Few months later, on 11th August, 2015, Fenerbahce’s 29-year-old Turkish midfielder Mehmet Topal’s car was fired at by a gunman. Topal was returning home along with his team mate Uygar Mert Zeybek after a training session when the car was attacked. Fortunately, Topal’s car was bulletproof and the gunmen could only damage the passenger side of the widescreen without piercing the glass. The club was shocked by this “armed terrorist act” and called the series of events as “peak point of hostility” towards them.

The game between Trabzonspor and Fenerbahce on 24th April, 2016 was abandoned after a Trabzonspor fan assaulted the assistant referee Volkan Bayarslan.

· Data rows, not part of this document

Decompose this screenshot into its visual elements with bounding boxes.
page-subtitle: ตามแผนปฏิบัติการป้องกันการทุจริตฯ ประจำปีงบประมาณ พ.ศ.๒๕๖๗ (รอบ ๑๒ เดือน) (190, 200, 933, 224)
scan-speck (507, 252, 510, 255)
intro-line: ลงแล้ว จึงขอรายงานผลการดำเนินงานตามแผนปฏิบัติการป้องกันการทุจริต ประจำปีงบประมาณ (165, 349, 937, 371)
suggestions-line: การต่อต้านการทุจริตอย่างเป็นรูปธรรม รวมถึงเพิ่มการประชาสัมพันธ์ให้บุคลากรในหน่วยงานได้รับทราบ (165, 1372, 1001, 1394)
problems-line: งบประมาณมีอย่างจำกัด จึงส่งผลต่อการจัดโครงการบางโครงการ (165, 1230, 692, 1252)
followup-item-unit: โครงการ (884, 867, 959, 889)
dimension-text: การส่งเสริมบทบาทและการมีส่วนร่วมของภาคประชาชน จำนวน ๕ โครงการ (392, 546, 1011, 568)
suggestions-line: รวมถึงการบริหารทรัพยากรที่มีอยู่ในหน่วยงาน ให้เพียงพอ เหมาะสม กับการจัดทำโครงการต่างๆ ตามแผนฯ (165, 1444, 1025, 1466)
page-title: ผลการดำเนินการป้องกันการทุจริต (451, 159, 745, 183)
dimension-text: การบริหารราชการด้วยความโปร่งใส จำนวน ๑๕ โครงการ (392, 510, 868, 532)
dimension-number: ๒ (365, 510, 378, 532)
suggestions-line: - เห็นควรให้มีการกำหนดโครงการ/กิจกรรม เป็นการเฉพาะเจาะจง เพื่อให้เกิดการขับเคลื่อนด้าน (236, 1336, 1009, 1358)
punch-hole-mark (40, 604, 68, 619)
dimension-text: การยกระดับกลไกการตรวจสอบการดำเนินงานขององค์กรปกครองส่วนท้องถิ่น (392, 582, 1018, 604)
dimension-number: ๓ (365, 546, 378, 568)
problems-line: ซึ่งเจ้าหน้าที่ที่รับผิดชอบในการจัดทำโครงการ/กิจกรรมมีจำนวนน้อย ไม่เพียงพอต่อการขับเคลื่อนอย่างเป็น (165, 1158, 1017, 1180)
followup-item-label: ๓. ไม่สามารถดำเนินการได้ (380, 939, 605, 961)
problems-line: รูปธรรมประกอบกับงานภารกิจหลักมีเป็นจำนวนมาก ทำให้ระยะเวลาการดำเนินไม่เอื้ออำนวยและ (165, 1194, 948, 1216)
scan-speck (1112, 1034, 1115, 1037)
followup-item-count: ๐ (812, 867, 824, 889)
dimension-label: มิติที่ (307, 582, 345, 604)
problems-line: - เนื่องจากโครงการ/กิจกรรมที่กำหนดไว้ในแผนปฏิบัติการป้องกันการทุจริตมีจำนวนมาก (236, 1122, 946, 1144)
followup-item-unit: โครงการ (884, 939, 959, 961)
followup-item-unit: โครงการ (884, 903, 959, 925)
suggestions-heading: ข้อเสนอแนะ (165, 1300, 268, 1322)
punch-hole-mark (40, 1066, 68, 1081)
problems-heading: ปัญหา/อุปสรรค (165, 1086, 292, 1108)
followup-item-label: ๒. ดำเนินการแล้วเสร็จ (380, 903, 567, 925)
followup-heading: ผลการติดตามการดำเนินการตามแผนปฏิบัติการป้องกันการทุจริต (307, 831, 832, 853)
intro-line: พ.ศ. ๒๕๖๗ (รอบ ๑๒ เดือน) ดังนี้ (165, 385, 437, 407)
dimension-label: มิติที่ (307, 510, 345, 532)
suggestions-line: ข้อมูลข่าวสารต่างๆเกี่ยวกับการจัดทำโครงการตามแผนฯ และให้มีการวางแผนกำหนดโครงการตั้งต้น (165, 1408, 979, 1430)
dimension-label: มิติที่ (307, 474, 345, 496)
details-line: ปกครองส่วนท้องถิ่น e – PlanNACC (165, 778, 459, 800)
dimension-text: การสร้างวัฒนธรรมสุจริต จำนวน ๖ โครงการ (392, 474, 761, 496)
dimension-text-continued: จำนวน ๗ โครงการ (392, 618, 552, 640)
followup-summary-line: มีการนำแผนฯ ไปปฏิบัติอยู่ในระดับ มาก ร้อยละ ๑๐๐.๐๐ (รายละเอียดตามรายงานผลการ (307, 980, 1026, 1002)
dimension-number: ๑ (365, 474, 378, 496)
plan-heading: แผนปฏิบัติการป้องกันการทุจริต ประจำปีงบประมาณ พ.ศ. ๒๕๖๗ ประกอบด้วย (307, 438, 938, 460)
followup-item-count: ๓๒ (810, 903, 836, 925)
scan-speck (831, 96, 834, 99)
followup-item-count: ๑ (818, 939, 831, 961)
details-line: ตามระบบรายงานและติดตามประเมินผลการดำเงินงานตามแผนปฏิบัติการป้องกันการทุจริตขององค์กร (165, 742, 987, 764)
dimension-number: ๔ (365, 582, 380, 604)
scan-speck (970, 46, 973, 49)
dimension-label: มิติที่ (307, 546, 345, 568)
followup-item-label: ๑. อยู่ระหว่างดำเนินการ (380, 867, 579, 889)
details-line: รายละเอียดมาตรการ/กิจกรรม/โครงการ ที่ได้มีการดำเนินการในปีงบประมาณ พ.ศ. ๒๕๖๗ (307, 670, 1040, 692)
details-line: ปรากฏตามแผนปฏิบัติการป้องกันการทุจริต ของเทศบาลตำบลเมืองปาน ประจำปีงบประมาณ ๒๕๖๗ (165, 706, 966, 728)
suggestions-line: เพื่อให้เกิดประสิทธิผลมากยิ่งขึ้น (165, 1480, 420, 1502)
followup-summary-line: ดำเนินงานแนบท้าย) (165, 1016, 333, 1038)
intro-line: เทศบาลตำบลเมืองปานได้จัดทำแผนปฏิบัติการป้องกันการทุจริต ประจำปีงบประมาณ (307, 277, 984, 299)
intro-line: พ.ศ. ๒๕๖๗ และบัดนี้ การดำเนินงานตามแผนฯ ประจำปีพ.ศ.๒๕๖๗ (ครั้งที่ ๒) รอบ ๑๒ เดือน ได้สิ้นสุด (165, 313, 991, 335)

The home side were down 4-0 when a Trabzonspor fan jumped onto the field of play and pushed the assistant referee to the ground and punched him. The home fans were already throwing projectiles onto the field from the beginning, after the incident the game was immediately called off.

On 14th May, 2016, Eskisehirspor was playing at home against Istanbul Basaksehir for a win to avoid relegation. Stefano Napoleoni scored for the visiting side early in the second half but Tornike Okriashvili equalised for the host in the 66th minute. However, three minutes into stoppage time Sokol Cikalleshi scored for the away side to finish the match 1-2 which ensured relegation for Eskisehirspor. The fans went crazy and vandalised their ground and some people got seriously injured in the process. Even the stands at Eskisehir Atatürk Stadium were set on fire by some disappointed fans.

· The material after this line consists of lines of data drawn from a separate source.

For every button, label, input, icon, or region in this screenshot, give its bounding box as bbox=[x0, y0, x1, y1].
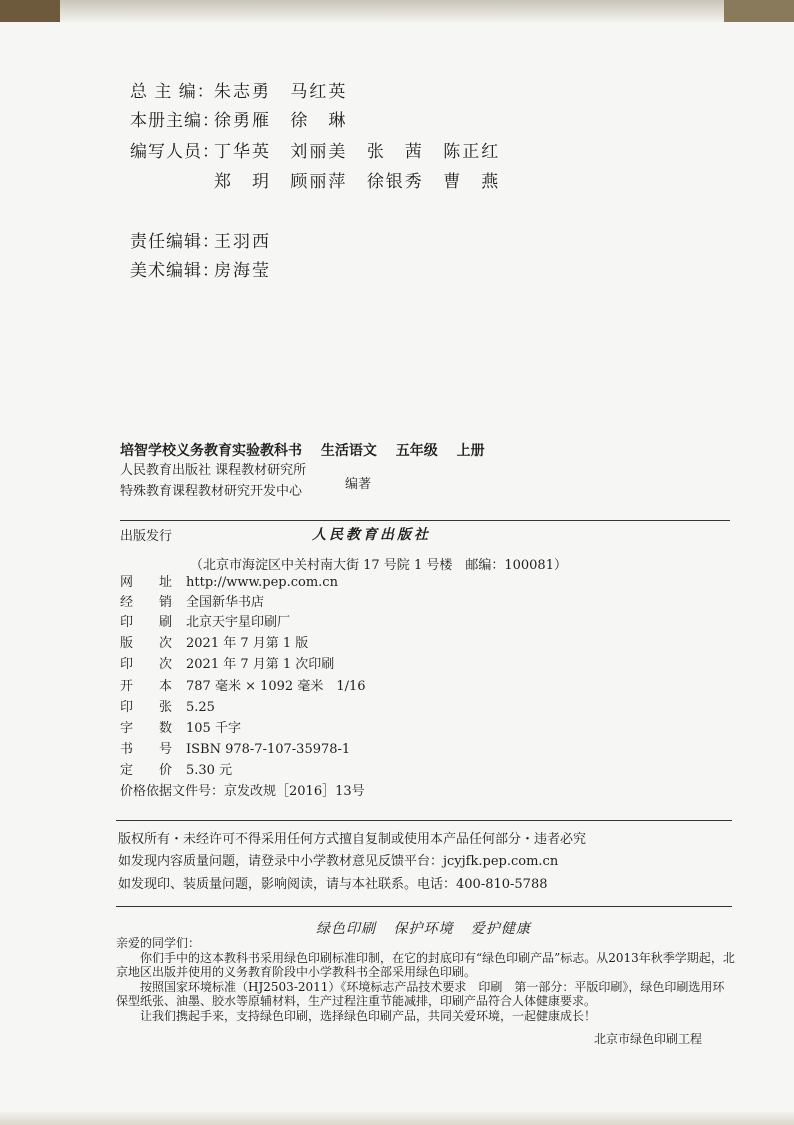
letter-paragraph: 按照国家环境标准（HJ2503-2011）《环境标志产品技术要求 印刷 第一部分：平版印刷》，绿色印刷选用环保型纸张、油墨、胶水等原辅材料，生产过程注重节能减排，印刷产品符合人体健康要求。 bbox=[116, 979, 725, 1008]
page-edge-corner-left bbox=[0, 0, 60, 22]
credit-name: 郑 玥 bbox=[214, 172, 271, 192]
credit-volume-editors bbox=[130, 109, 361, 133]
credit-role: 美术编辑： bbox=[130, 261, 220, 281]
green-printing-letter bbox=[116, 932, 736, 1023]
credit-name: 房海莹 bbox=[214, 261, 271, 281]
credit-name: 徐银秀 bbox=[366, 172, 424, 192]
divider bbox=[116, 820, 732, 821]
info-value: 787 毫米 × 1092 毫米 1/16 bbox=[186, 679, 366, 694]
credit-name: 朱志勇 bbox=[214, 82, 271, 102]
info-value: 2021 年 7 月第 1 次印刷 bbox=[186, 657, 335, 672]
green-title-part: 爱护健康 bbox=[470, 921, 531, 937]
credit-role: 总 主 编： bbox=[130, 82, 215, 102]
publisher-address: （北京市海淀区中关村南大街 17 号院 1 号楼 邮编：100081） bbox=[190, 558, 567, 573]
info-publisher bbox=[120, 527, 431, 547]
credit-name: 陈正红 bbox=[443, 142, 501, 162]
info-label: 印 刷 bbox=[120, 615, 173, 630]
info-row bbox=[120, 573, 338, 593]
info-row bbox=[120, 698, 215, 718]
info-label: 出版发行 bbox=[120, 529, 173, 544]
info-row bbox=[120, 677, 366, 697]
info-row bbox=[120, 613, 290, 633]
info-label: 字 数 bbox=[120, 721, 173, 736]
info-row bbox=[120, 634, 308, 654]
credit-writers-cont bbox=[130, 170, 514, 194]
credit-role: 本册主编： bbox=[130, 111, 220, 131]
credit-name: 丁华英 bbox=[214, 142, 271, 162]
credit-name: 顾丽萍 bbox=[290, 172, 348, 192]
letter-signoff: 北京市绿色印刷工程 bbox=[594, 1032, 703, 1046]
info-label: 定 价 bbox=[120, 763, 173, 778]
divider bbox=[116, 906, 732, 907]
info-label: 书 号 bbox=[120, 742, 173, 757]
rights-notice: 版权所有・未经许可不得采用任何方式擅自复制或使用本产品任何部分・违者必究 bbox=[118, 832, 587, 847]
page-edge-top bbox=[0, 0, 794, 22]
letter-paragraph: 让我们携起手来，支持绿色印刷，选择绿色印刷产品，共同关爱环境，一起健康成长！ bbox=[140, 1008, 597, 1023]
info-value: 5.30 元 bbox=[186, 763, 233, 778]
book-subject: 生活语文 bbox=[320, 443, 377, 459]
page-edge-bottom bbox=[0, 1112, 794, 1125]
divider bbox=[120, 520, 730, 521]
info-value: 2021 年 7 月第 1 版 bbox=[186, 636, 309, 651]
letter-paragraph: 你们手中的这本教科书采用绿色印刷标准印制，在它的封底印有“绿色印刷产品”标志。从2013年秋季学期起，北京地区出版并使用的义务教育阶段中小学教科书全部采用绿色印刷。 bbox=[116, 950, 735, 979]
info-label: 版 次 bbox=[120, 636, 173, 651]
info-value: ISBN 978-7-107-35978-1 bbox=[186, 742, 351, 757]
info-label: 印 张 bbox=[120, 700, 173, 715]
letter-greeting: 亲爱的同学们： bbox=[116, 936, 201, 950]
info-value: 全国新华书店 bbox=[186, 595, 265, 610]
credit-name: 马红英 bbox=[290, 82, 348, 102]
print-contact: 如发现印、装质量问题，影响阅读，请与本社联系。电话：400-810-5788 bbox=[118, 877, 548, 892]
credit-role: 责任编辑： bbox=[130, 232, 220, 252]
book-grade: 五年级 bbox=[395, 443, 438, 459]
book-title bbox=[120, 440, 499, 460]
credit-chief-editors bbox=[130, 80, 361, 104]
green-title-part: 保护环境 bbox=[393, 921, 454, 937]
info-value: 105 千字 bbox=[186, 721, 241, 736]
credit-name: 徐 琳 bbox=[290, 111, 348, 131]
info-label: 开 本 bbox=[120, 679, 173, 694]
credit-art-editor bbox=[130, 259, 285, 283]
info-row bbox=[120, 655, 334, 675]
info-value: 5.25 bbox=[186, 700, 215, 715]
credit-name: 徐勇雁 bbox=[214, 111, 271, 131]
info-value: http://www.pep.com.cn bbox=[186, 575, 338, 590]
info-label: 印 次 bbox=[120, 657, 173, 672]
credit-name: 王羽西 bbox=[214, 232, 271, 252]
credit-responsible-editor bbox=[130, 230, 285, 254]
book-editors bbox=[120, 460, 306, 502]
credit-name: 刘丽美 bbox=[290, 142, 348, 162]
info-value: 北京天宇星印刷厂 bbox=[186, 615, 291, 630]
green-title-part: 绿色印刷 bbox=[316, 921, 376, 937]
price-basis: 价格依据文件号：京发改规［2016］13号 bbox=[120, 784, 365, 799]
editor-suffix: 编著 bbox=[345, 477, 372, 492]
book-volume: 上册 bbox=[456, 443, 485, 459]
book-series: 培智学校义务教育实验教科书 bbox=[120, 443, 302, 459]
editor-org: 特殊教育课程教材研究开发中心 bbox=[120, 484, 303, 499]
info-row bbox=[120, 719, 241, 739]
info-row bbox=[120, 761, 232, 781]
credit-role: 编写人员： bbox=[130, 142, 220, 162]
info-label: 经 销 bbox=[120, 595, 173, 610]
quality-feedback: 如发现内容质量问题，请登录中小学教材意见反馈平台：jcyjfk.pep.com.cn bbox=[118, 854, 559, 869]
credit-name: 张 茜 bbox=[366, 142, 424, 162]
page-edge-corner-right bbox=[724, 0, 794, 22]
credit-name: 曹 燕 bbox=[443, 172, 501, 192]
editor-org: 人民教育出版社 课程教材研究所 bbox=[120, 463, 307, 478]
publisher-logo: 人民教育出版社 bbox=[312, 527, 431, 543]
info-label: 网 址 bbox=[120, 575, 173, 590]
credit-writers bbox=[130, 140, 514, 164]
info-row bbox=[120, 593, 264, 613]
info-row bbox=[120, 740, 350, 760]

The golden time for Turkish national football was between 2002 and 2004. In the 2002 FIFA World Cup, they finished 3rd and repeated the same feat in the 2003 Confederations Cup. They reached their highest FIFA ranking, 5th, in 2004. In the 2008 UEFA European Football Championship, Turkey lost in the semi-final to the eventual runner-up Germany by a 90th minute goal by Philipp Lahm. Since then Turkish football has been going through a crisis. They missed qualifying for the 2012 Euro but made it to Euro 2016 as the best third-placed team after beating the already qualified Iceland 1–0 , in the process ousting another favourite The Netherlands. The tournament will be the first major tournament in eight years for the Turkish national team and it will be interesting to see how they perform in France at a time when their domestic football is in deep crisis. A good show by Arda Turan and his men may pump in some money and bring some long due regulatory measures in Turkish football.